What do you consider the major achievements of the HUPO Human Proteome Project (HPP)?

Gill: 1. The HPP commitment to high quality science in proteomics experiments and data analysis. This includes the development and wide utilization of the HPP Guidelines for Interpretation of Mass Spectrometry Data (v2.0, JPR 2016) and the encouragement of generations of improvements in the underlying technology platforms.

2. The placement of neXtProt, PeptideAtlas, and Human Protein Atlas at the center of the proteomics world.

3. The creation of ProteomeXchange in conjunction with the European Bioinformatics Institute and PRIDE to register and make widely available the primary data and meta-data from all proteomics experiments, incorporated into the HPP Guidelines.

4. The organized effort to apply standardized reanalysis of all MS-based proteomics datasets at PeptideAtlas and curation of multiple kinds of protein studies at neXtProt to progressively complete the “protein parts list” for the human proteome. As of January 2018, 87% of predicted protein-coding genes (17,470 proteins) were rated as having protein evidence PE1 (of a total of 19,656 PE 1+2+3+4). This percentage continues to rise, with leadership from the Chromosome-centric C-HPP and the KnowledgeBase resource pillar of the HPP. Each year the HPP published the “Metrics paper” in the Journal of Proteome Research with progress from the entire community.

5. The development of the SRM Atlas to expedite targeted proteomics for quantitative biological studies throughout the life sciences by providing spectra from synthesized, predicted proteotypic peptides of nearly every predicted protein.

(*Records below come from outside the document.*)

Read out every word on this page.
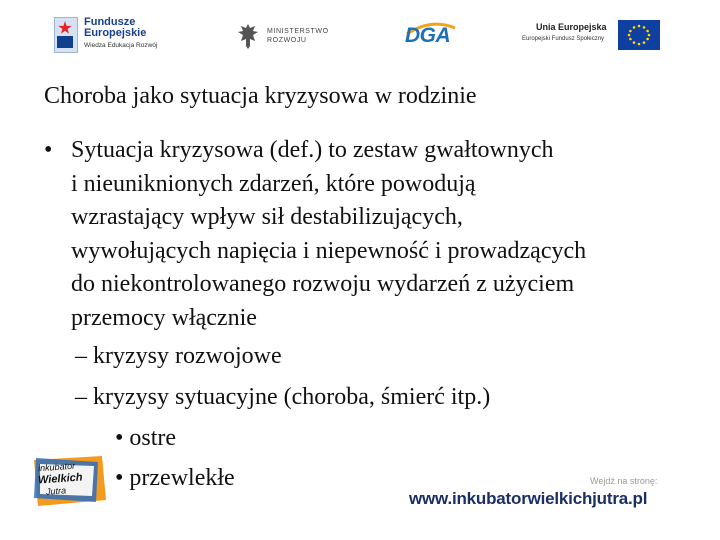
Fundusze
Europejskie
Wiedza Edukacja Rozwój
MINISTERSTWO
ROZWOJU	DGA	Unia Europejska
Europejski Fundusz Społeczny
Choroba jako sytuacja kryzysowa w rodzinie
• Sytuacja kryzysowa (def.) to zestaw gwałtownych
i nieuniknionych zdarzeń, które powodują
wzrastający wpływ sił destabilizujących,
wywołujących napięcia i niepewność i prowadzących
do niekontrolowanego rozwoju wydarzeń z użyciem
przemocy włącznie
– kryzysy rozwojowe
– kryzysy sytuacyjne (choroba, śmierć itp.)
• ostre
• przewlekłe
inkubator
Wielkich
Jutra
Wejdź na stronę:
www.inkubatorwielkichjutra.pl
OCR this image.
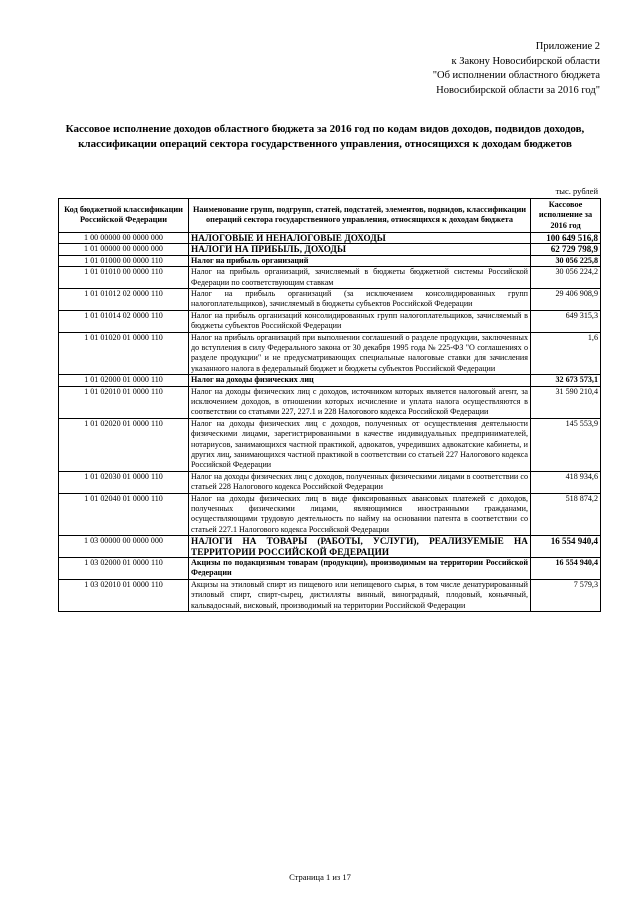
Приложение 2
к Закону Новосибирской области
"Об исполнении областного бюджета
Новосибирской области за 2016 год"
Кассовое исполнение доходов областного бюджета за 2016 год по кодам видов доходов, подвидов доходов, классификации операций сектора государственного управления, относящихся к доходам бюджетов
тыс. рублей
Код бюджетной классификации Российской Федерации	Наименование групп, подгрупп, статей, подстатей, элементов, подвидов, классификации операций сектора государственного управления, относящихся к доходам бюджета	Кассовое исполнение за 2016 год
1 00 00000 00 0000 000	НАЛОГОВЫЕ И НЕНАЛОГОВЫЕ ДОХОДЫ	100 649 516,8
1 01 00000 00 0000 000	НАЛОГИ НА ПРИБЫЛЬ, ДОХОДЫ	62 729 798,9
1 01 01000 00 0000 110	Налог на прибыль организаций	30 056 225,8
1 01 01010 00 0000 110	Налог на прибыль организаций, зачисляемый в бюджеты бюджетной системы Российской Федерации по соответствующим ставкам	30 056 224,2
1 01 01012 02 0000 110	Налог на прибыль организаций (за исключением консолидированных групп налогоплательщиков), зачисляемый в бюджеты субъектов Российской Федерации	29 406 908,9
1 01 01014 02 0000 110	Налог на прибыль организаций консолидированных групп налогоплательщиков, зачисляемый в бюджеты субъектов Российской Федерации	649 315,3
1 01 01020 01 0000 110	Налог на прибыль организаций при выполнении соглашений о разделе продукции, заключенных до вступления в силу Федерального закона от 30 декабря 1995 года № 225-ФЗ "О соглашениях о разделе продукции" и не предусматривающих специальные налоговые ставки для зачисления указанного налога в федеральный бюджет и бюджеты субъектов Российской Федерации	1,6
1 01 02000 01 0000 110	Налог на доходы физических лиц	32 673 573,1
1 01 02010 01 0000 110	Налог на доходы физических лиц с доходов, источником которых является налоговый агент, за исключением доходов, в отношении которых исчисление и уплата налога осуществляются в соответствии со статьями 227, 227.1 и 228 Налогового кодекса Российской Федерации	31 590 210,4
1 01 02020 01 0000 110	Налог на доходы физических лиц с доходов, полученных от осуществления деятельности физическими лицами, зарегистрированными в качестве индивидуальных предпринимателей, нотариусов, занимающихся частной практикой, адвокатов, учредивших адвокатские кабинеты, и других лиц, занимающихся частной практикой в соответствии со статьей 227 Налогового кодекса Российской Федерации	145 553,9
1 01 02030 01 0000 110	Налог на доходы физических лиц с доходов, полученных физическими лицами в соответствии со статьей 228 Налогового кодекса Российской Федерации	418 934,6
1 01 02040 01 0000 110	Налог на доходы физических лиц в виде фиксированных авансовых платежей с доходов, полученных физическими лицами, являющимися иностранными гражданами, осуществляющими трудовую деятельность по найму на основании патента в соответствии со статьей 227.1 Налогового кодекса Российской Федерации	518 874,2
1 03 00000 00 0000 000	НАЛОГИ НА ТОВАРЫ (РАБОТЫ, УСЛУГИ), РЕАЛИЗУЕМЫЕ НА ТЕРРИТОРИИ РОССИЙСКОЙ ФЕДЕРАЦИИ	16 554 940,4
1 03 02000 01 0000 110	Акцизы по подакцизным товарам (продукции), производимым на территории Российской Федерации	16 554 940,4
1 03 02010 01 0000 110	Акцизы на этиловый спирт из пищевого или непищевого сырья, в том числе денатурированный этиловый спирт, спирт-сырец, дистилляты винный, виноградный, плодовый, коньячный, кальвадосный, висковый, производимый на территории Российской Федерации	7 579,3
Страница 1 из 17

6. The use of bibliometric analyses to identify the most investigated proteins (“popular proteins”) by organ and disease category and connect those research communities to the SRM Atlas as a guide to quantitative targeted assays of those key proteins and their pathways and networks, led by the Biology and Disease-based B/D-HPP.

7. The tissue-specific and intracellular localization of expression of proteins with immunohistochemistry/ immunofluorescence, correlation with organ-specific transcript expression, and quality assurance of antibody specificity by Human Protein Atlas (Antibody-Profiling resource pillar of the HPP).

8. Continued effort to make proteomics an obligatory component of multi-omics research protocols, recognizing that crucial properties of proteins—dynamics of abundance, post-translational modifications, and splice isoform variants—cannot be predicted or detected at the gene or transcript levels. Complemented by the C-HPP-led initiative to find evidence of function for the 1260 PE1 proteins lacking specific functional annotation.

9. Multiple efforts to engage, mentor, and highlight research from Early Career Researchers, the future of the field.